When I first started to study leadership formally, that is, in business school, and I was asked to think of a leader who inspired me, Grandma always came to mind. I never knew if it was cliché to think of my grandmother as an influential leader or, worse, sometimes I didn’t really understand why I felt influenced by her. But I did always see her as someone whose behavior I wanted to model. You see, she always had the respect of others because she always respected others. She never demanded trust or respect, but always earned it through integrity and relatedness to humanity.

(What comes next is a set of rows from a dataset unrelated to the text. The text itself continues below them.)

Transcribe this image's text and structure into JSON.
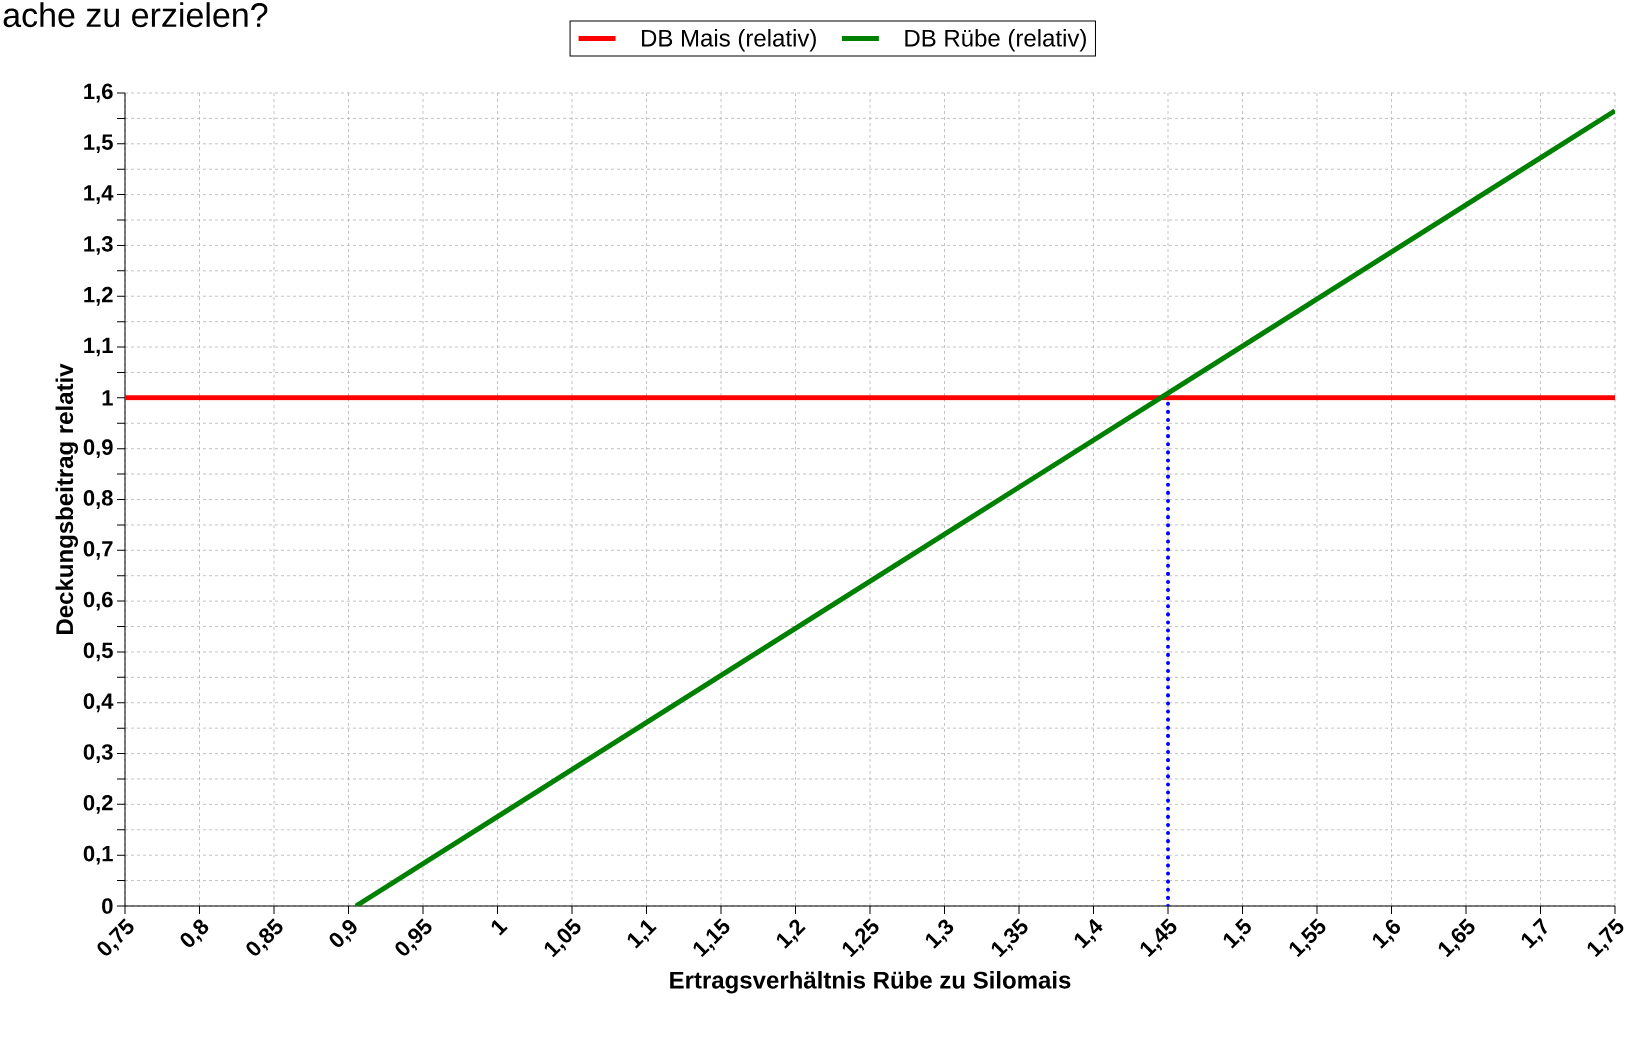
{
  "chart_data": {
    "type": "line",
    "title": "ache zu erzielen?",
    "xlabel": "Ertragsverhältnis Rübe zu Silomais",
    "ylabel": "Deckungsbeitrag relativ",
    "series": [
      {
        "name": "DB Mais (relativ)",
        "color": "#ff0000",
        "x": [
          0.75,
          1.75
        ],
        "values": [
          1,
          1
        ]
      },
      {
        "name": "DB Rübe (relativ)",
        "color": "#008000",
        "x": [
          0.905,
          1.75
        ],
        "values": [
          0,
          1.565
        ]
      },
      {
        "color": "#0000ff",
        "x": [
          1.45,
          1.45
        ],
        "values": [
          0,
          1
        ],
        "line_style": "dotted"
      }
    ],
    "xlim": [
      0.75,
      1.75
    ],
    "ylim": [
      0,
      1.6
    ],
    "xticks": [
      {
        "value": 0.75,
        "label": "0,75"
      },
      {
        "value": 0.8,
        "label": "0,8"
      },
      {
        "value": 0.85,
        "label": "0,85"
      },
      {
        "value": 0.9,
        "label": "0,9"
      },
      {
        "value": 0.95,
        "label": "0,95"
      },
      1,
      {
        "value": 1.05,
        "label": "1,05"
      },
      {
        "value": 1.1,
        "label": "1,1"
      },
      {
        "value": 1.15,
        "label": "1,15"
      },
      {
        "value": 1.2,
        "label": "1,2"
      },
      {
        "value": 1.25,
        "label": "1,25"
      },
      {
        "value": 1.3,
        "label": "1,3"
      },
      {
        "value": 1.35,
        "label": "1,35"
      },
      {
        "value": 1.4,
        "label": "1,4"
      },
      {
        "value": 1.45,
        "label": "1,45"
      },
      {
        "value": 1.5,
        "label": "1,5"
      },
      {
        "value": 1.55,
        "label": "1,55"
      },
      {
        "value": 1.6,
        "label": "1,6"
      },
      {
        "value": 1.65,
        "label": "1,65"
      },
      {
        "value": 1.7,
        "label": "1,7"
      },
      {
        "value": 1.75,
        "label": "1,75"
      }
    ],
    "yticks": [
      0,
      {
        "value": 0.05,
        "label": null
      },
      {
        "value": 0.1,
        "label": "0,1"
      },
      {
        "value": 0.15,
        "label": null
      },
      {
        "value": 0.2,
        "label": "0,2"
      },
      {
        "value": 0.25,
        "label": null
      },
      {
        "value": 0.3,
        "label": "0,3"
      },
      {
        "value": 0.35,
        "label": null
      },
      {
        "value": 0.4,
        "label": "0,4"
      },
      {
        "value": 0.45,
        "label": null
      },
      {
        "value": 0.5,
        "label": "0,5"
      },
      {
        "value": 0.55,
        "label": null
      },
      {
        "value": 0.6,
        "label": "0,6"
      },
      {
        "value": 0.65,
        "label": null
      },
      {
        "value": 0.7,
        "label": "0,7"
      },
      {
        "value": 0.75,
        "label": null
      },
      {
        "value": 0.8,
        "label": "0,8"
      },
      {
        "value": 0.85,
        "label": null
      },
      {
        "value": 0.9,
        "label": "0,9"
      },
      {
        "value": 0.95,
        "label": null
      },
      1,
      {
        "value": 1.05,
        "label": null
      },
      {
        "value": 1.1,
        "label": "1,1"
      },
      {
        "value": 1.15,
        "label": null
      },
      {
        "value": 1.2,
        "label": "1,2"
      },
      {
        "value": 1.25,
        "label": null
      },
      {
        "value": 1.3,
        "label": "1,3"
      },
      {
        "value": 1.35,
        "label": null
      },
      {
        "value": 1.4,
        "label": "1,4"
      },
      {
        "value": 1.45,
        "label": null
      },
      {
        "value": 1.5,
        "label": "1,5"
      },
      {
        "value": 1.55,
        "label": null
      },
      {
        "value": 1.6,
        "label": "1,6"
      }
    ],
    "grid": true,
    "legend": "top",
    "marker": "none",
    "line_style": "solid"
  }
}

As much as I want to tell you more about what an amazing women she was, the true point of this blog post is to reflect on our futures and our ends. Many leadership consultants will take clients through an epitaph exercise, in which they project on how they would like to be remembered. As kitschy as this may seem, in moments of loss, you can’t help but be moved by the legacy some people leave behind, how fondly they are remembered. It is years of consistent behavior that build these legacies and most often, they are projected onto many domains, not just work. I raise this domain orientation, because at mid-life where I sit at the moment, I seem to be thinking much more about how I can have an impact at work, but at life’s end, will that really matter? Will I be comfortable hearing people I worked with fondly remembering what I did for the organization at the expense of my kids and grandkids reflecting on how little they knew me, how successful I was at work, how much stress I brought home, and the family sacrifices I made for my career success? No, that doesn’t appeal to me. So, when I think about my leadership and the mark I will make on the world, in which domains is my mark the most important to me? By seeing how my many domains are integrated, it becomes easier for me to see how what I value in my work domain can enrich what I value in my family and community domains.
What do you want your legacy to be? How will your domains remember you?